La «légitimité» de la force
Malgré cette situation potentiellement dangereuse, déclarer la guerre à l'Iran demeure peu réaliste dans la perspective du droit international. Tout d'abord, parce que ce dernier prohibe le recours unilatéral à la force armée. En premier lieu, l'article 2§4 de la charte des Nations unies qui prévoit que l'Organisation et ses membres agissent, dans la poursuite des buts énoncés à l'article 1, conformément aux principes suivants : «Les membres de l'Organisation s'abstiennent, dans leurs relations internationales, de recourir à la menace ou à l'emploi de la force, soit contre l'intégrité territoriale ou l'indépendance politique de tout Etat, soit de tout autre manière incompatible avec les buts des Nations unies».

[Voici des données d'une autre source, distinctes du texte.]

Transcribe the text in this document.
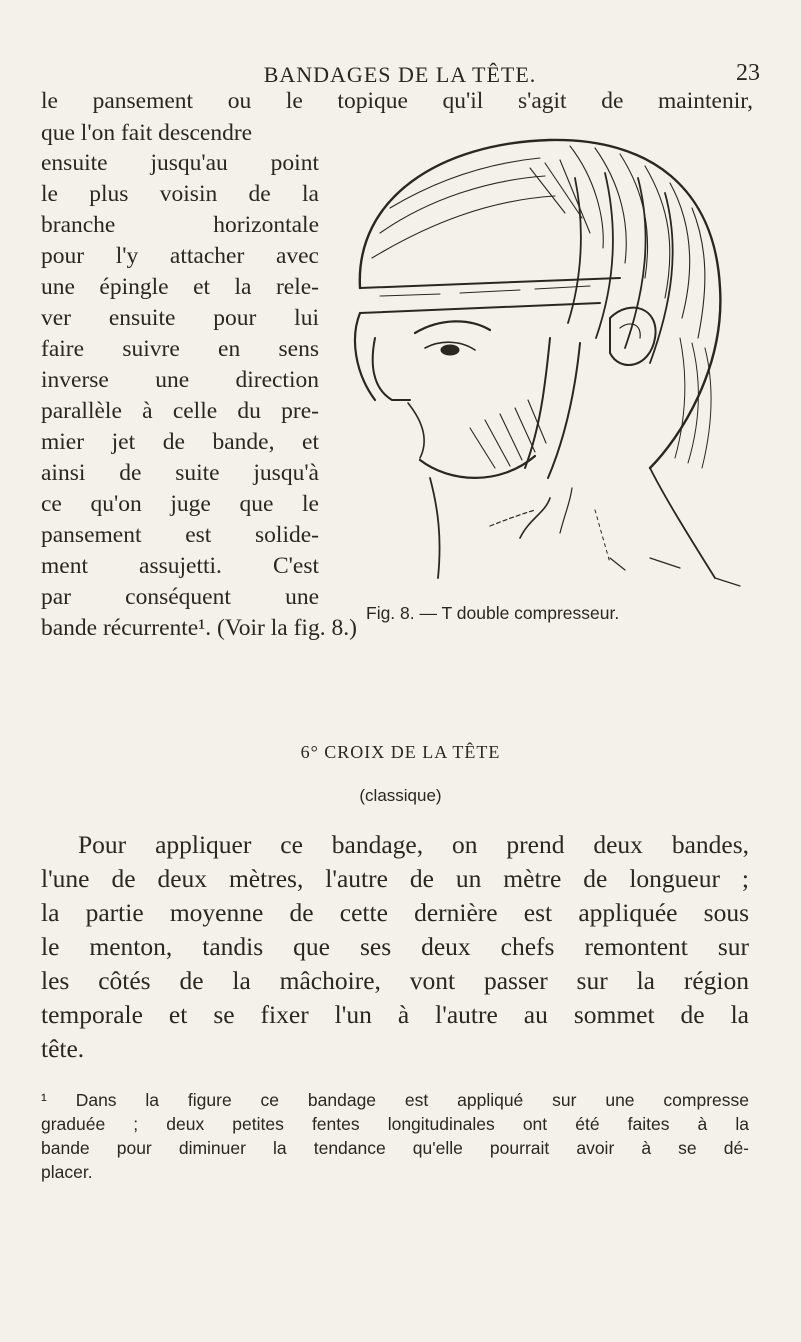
BANDAGES DE LA TÊTE.	23
le pansement ou le topique qu'il s'agit de maintenir,
que l'on fait descendre
ensuite jusqu'au point
le plus voisin de la
branche horizontale
pour l'y attacher avec
une épingle et la rele-
ver ensuite pour lui
faire suivre en sens
inverse une direction
parallèle à celle du pre-
mier jet de bande, et
ainsi de suite jusqu'à
ce qu'on juge que le
pansement est solide-
ment assujetti. C'est
par conséquent une
bande récurrente¹. (Voir la fig. 8.)
Fig. 8. — T double compresseur.
6° CROIX DE LA TÊTE
(classique)
Pour appliquer ce bandage, on prend deux bandes,
l'une de deux mètres, l'autre de un mètre de longueur ;
la partie moyenne de cette dernière est appliquée sous
le menton, tandis que ses deux chefs remontent sur
les côtés de la mâchoire, vont passer sur la région
temporale et se fixer l'un à l'autre au sommet de la
tête.
¹ Dans la figure ce bandage est appliqué sur une compresse
graduée ; deux petites fentes longitudinales ont été faites à la
bande pour diminuer la tendance qu'elle pourrait avoir à se dé-
placer.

Dans le même sens, le paragraphe 7 du préambule de la charte de l'ONU constitue un indice supplémentaire puisqu'il évoque des principes à accepter et des méthodes à instituer garantissant qu'il ne sera pas fait usage de la force des armes, sauf dans l'intérêt commun. Quant à l'article 1§1 du même texte, relatif aux objectifs des Nations unies, il est centré sur la nécessité de «Maintenir la paix et la sécurité internationales» comme idéal de l'organisation mondiale. Par ailleurs, la Cour internationale de justice érige le principe d'interdiction de l'emploi de la force au rang de norme impérative du droit international.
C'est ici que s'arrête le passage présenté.